La lotta per l'egemonia, all'epoca come in parte ancora oggi, è impari. All'inizio del Novecento, il capitalismo ha già alle spalle due secoli. Ha avuto tutto il tempo, dunque, di mascherare la sua logica intrinseca sotto il velo di valori -  proprietà, libertà, merito individuale - che sono immediatamente suggestivi. Il marxismo, invece, eccezion fatta per il concetto di sfruttamento, è una filosofia piuttosto complessa, che postula l'affrancamento da diverse forme di alienazione - economica, politica, religiosa - che non sono immediatamente vissute dai soggetti.

Il conformismo borghese alimenta la cura da parte dell'individuo dei suoi interessi privati, corrobora, insomma, come accennato in un'altra nota, una logica ego-centrica se non addirittura egoistica, mentre il marxismo promuove la subordinazione di tale logica alla logica sovraindividuale del bene comune.

Sventolare il vessillo della proprietà e della libertà - valori che hanno un'immediata risonanza nella mente umana e comportano anche la possibilità di ascendere socialmente (in gran parte teorica o comunque limitata solo a pochi membri dei ceti subordinati) -, è molto più facile che far capire cosa significa sul piano individuale e collettivo un tragitto di liberazione individuale e collettivo dall'alienazione.

Il presupposto di tale tragitto, infatti, è la consapevolezza dell'alienazione stessa, che il conformismo tende ad inibire.

L'analisi gramsciana del conformismo è di ordine filosofico, politico ed ideologico.

Oggi essa non può prescindere dalla scoperta dei neuroni specchio, che ne fornisce la matrice psicobiologica. I neuroni specchio sono deputati a promuovere l'imitazione del comportamento altrui, che ha una enorme rilevanza in fase evolutiva, ma si mantiene nel corso di tutta la vita. È evidente che la capacità imitativa favorisce l'acquisizione del senso comune e promuove una tendenza automatica ad omologarsi alla cultura del gruppo con cui si interagisce piuttosto che a differenziarsi.

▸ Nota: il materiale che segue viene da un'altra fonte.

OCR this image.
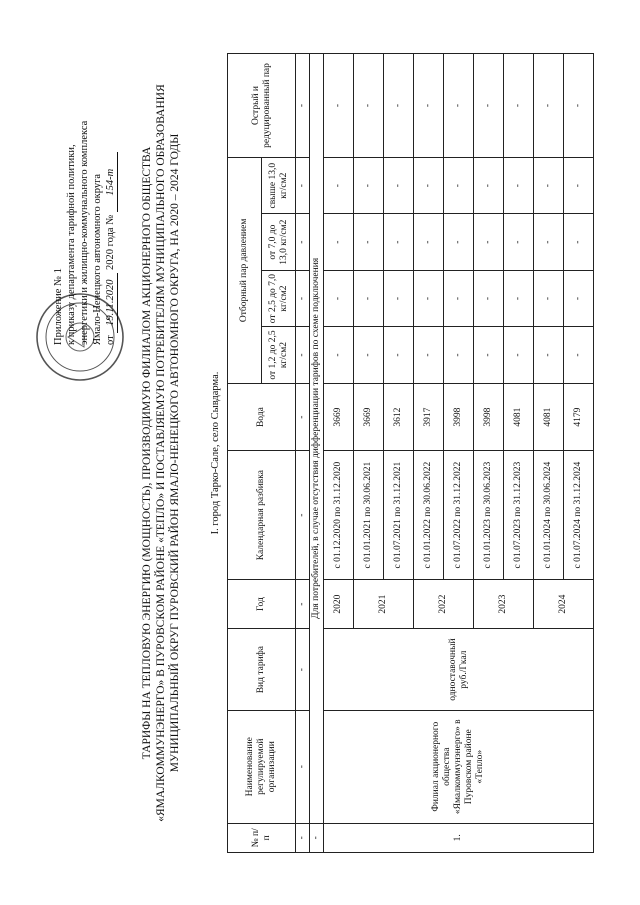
Приложение № 1 к приказу департамента тарифной политики, энергетики и жилищно-коммунального комплекса Ямало-Ненецкого автономного округа от 19.11.2020 2020 года № 154-т ТАРИФЫ НА ТЕПЛОВУЮ ЭНЕРГИЮ (МОЩНОСТЬ), ПРОИЗВОДИМУЮ ФИЛИАЛОМ АКЦИОНЕРНОГО ОБЩЕСТВА «ЯМАЛКОММУНЭНЕРГО» В ПУРОВСКОМ РАЙОНЕ «ТЕПЛО» И ПОСТАВЛЯЕМУЮ ПОТРЕБИТЕЛЯМ МУНИЦИПАЛЬНОГО ОБРАЗОВАНИЯ МУНИЦИПАЛЬНЫЙ ОКРУГ ПУРОВСКИЙ РАЙОН ЯМАЛО-НЕНЕЦКОГО АВТОНОМНОГО ОКРУГА, НА 2020 – 2024 ГОДЫ	I. город Тарко-Сале, село Сывдарма.
№ п/п	Наименование регулируемой организации	Вид тарифа	Год	Календарная разбивка	Вода	Отборный пар давлением				Острый и редуцированный пар
						от 1,2 до 2,5 кг/см2	от 2,5 до 7,0 кг/см2	от 7,0 до 13,0 кг/см2	свыше 13,0 кг/см2	
-	-	-	-	-	-	-	-	-	-	-
-	Для потребителей, в случае отсутствия дифференциации тарифов по схеме подключения									
1.	Филиал акционерного общества «Ямалкоммунэнерго» в Пуровском районе «Тепло»	одноставочный руб./Гкал	2020	с 01.12.2020 по 31.12.2020	3669	-	-	-	-	-
			2021	с 01.01.2021 по 30.06.2021	3669	-	-	-	-	-
				с 01.07.2021 по 31.12.2021	3612	-	-	-	-	-
			2022	с 01.01.2022 по 30.06.2022	3917	-	-	-	-	-
				с 01.07.2022 по 31.12.2022	3998	-	-	-	-	-
			2023	с 01.01.2023 по 30.06.2023	3998	-	-	-	-	-
				с 01.07.2023 по 31.12.2023	4081	-	-	-	-	-
			2024	с 01.01.2024 по 30.06.2024	4081	-	-	-	-	-
				с 01.07.2024 по 31.12.2024	4179	-	-	-	-	-
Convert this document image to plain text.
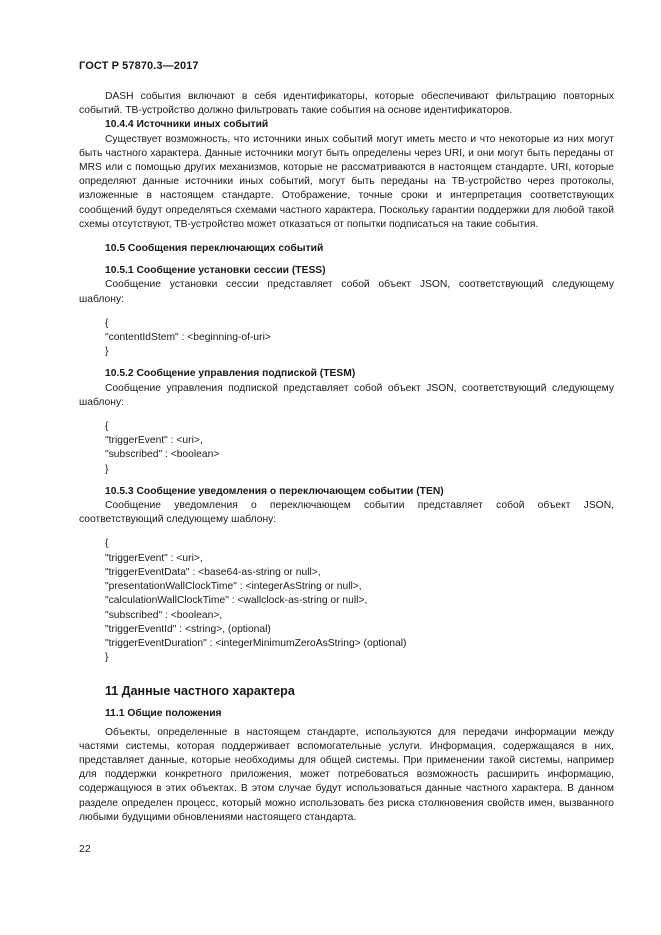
ГОСТ Р 57870.3—2017

DASH события включают в себя идентификаторы, которые обеспечивают фильтрацию повторных событий. ТВ-устройство должно фильтровать такие события на основе идентификаторов.

10.4.4 Источники иных событий

Существует возможность, что источники иных событий могут иметь место и что некоторые из них могут быть частного характера. Данные источники могут быть определены через URI, и они могут быть переданы от MRS или с помощью других механизмов, которые не рассматриваются в настоящем стандарте. URI, которые определяют данные источники иных событий, могут быть переданы на ТВ-устройство через протоколы, изложенные в настоящем стандарте. Отображение, точные сроки и интерпретация соответствующих сообщений будут определяться схемами частного характера. Поскольку гарантии поддержки для любой такой схемы отсутствуют, ТВ-устройство может отказаться от попытки подписаться на такие события.

10.5 Сообщения переключающих событий

10.5.1 Сообщение установки сессии (TESS)

Сообщение установки сессии представляет собой объект JSON, соответствующий следующему шаблону:

{

"contentIdStem" : <beginning-of-uri>

}

10.5.2 Сообщение управления подпиской (TESM)

Сообщение управления подпиской представляет собой объект JSON, соответствующий следующему шаблону:

{

"triggerEvent" : <uri>,

"subscribed" : <boolean>

}

10.5.3 Сообщение уведомления о переключающем событии (TEN)

Сообщение уведомления о переключающем событии представляет собой объект JSON, соответствующий следующему шаблону:

{

"triggerEvent" : <uri>,

"triggerEventData" : <base64-as-string or null>,

"presentationWallClockTime" : <integerAsString or null>,

"calculationWallClockTime" : <wallclock-as-string or null>,

"subscribed" : <boolean>,

"triggerEventId" : <string>, (optional)

"triggerEventDuration" : <integerMinimumZeroAsString> (optional)

}

11 Данные частного характера

11.1 Общие положения

Объекты, определенные в настоящем стандарте, используются для передачи информации между частями системы, которая поддерживает вспомогательные услуги. Информация, содержащаяся в них, представляет данные, которые необходимы для общей системы. При применении такой системы, например для поддержки конкретного приложения, может потребоваться возможность расширить информацию, содержащуюся в этих объектах. В этом случае будут использоваться данные частного характера. В данном разделе определен процесс, который можно использовать без риска столкновения свойств имен, вызванного любыми будущими обновлениями настоящего стандарта.

22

I neuroni specchio, ovviamente, non contengono alcuna visione del mondo: essi, però, rispecchiano la visione del mondo più diffusa in un determinato contesto e la "normalizzano". Scrive M. Iacoboni: "La ricerca sui neuroni specchio implica che la nostra socialità, forse la più alta conquista degli esseri umani, sia anche un fattore limitante della nostra autonomia di singoli individui."

È anche un fattore limitante nella transizione da un'egemonia fondata su interessi particolari ad un'egemonia di carattere universale.